Manusia sejak dahulu kala telah berusaha untuk memecahkan permasalahan besar tentang asal mula terjadinya bumi. Bagaimanakah asal mula terjadinya bumi? Teori-teori dan hipotesishipotesis dari banyak ilmuwan tentang asal mula terjadinya bumi telah memberikan gambaran bagaimana terjadinya bumi, dan seiring dengan berkembangnya ilmu pengetahuan dan teknologi terjadi pula perubahan teori-teori tersebut. Dalam mempelajari teori-teori tentang pembentukan bumi tentu saja berhubungan dengan pengetahuan tentang galaksi, jagad raya, dan tata surya. Di pagi hari kita melihat terbitnya matahari di ufuk timur, kemudian tenggelam di ufuk barat pada sore harinya.
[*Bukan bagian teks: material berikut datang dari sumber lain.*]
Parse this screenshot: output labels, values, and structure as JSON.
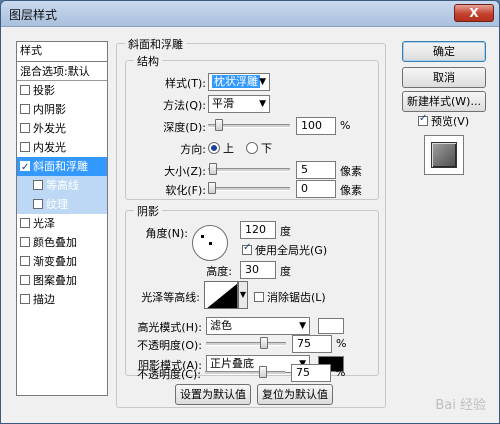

Peristiwa ini disusul dengan munculnya bintang-bintang, bulan, dan bendabenda langit di angkasa raya yang sangat banyak dan tidak terhitung jumlahnya di malam hari. Ketika malam berakhir kita akan melihat lagi munculnya matahari di ufuk timur. Peristiwa ini terjadi secara terus-menerus.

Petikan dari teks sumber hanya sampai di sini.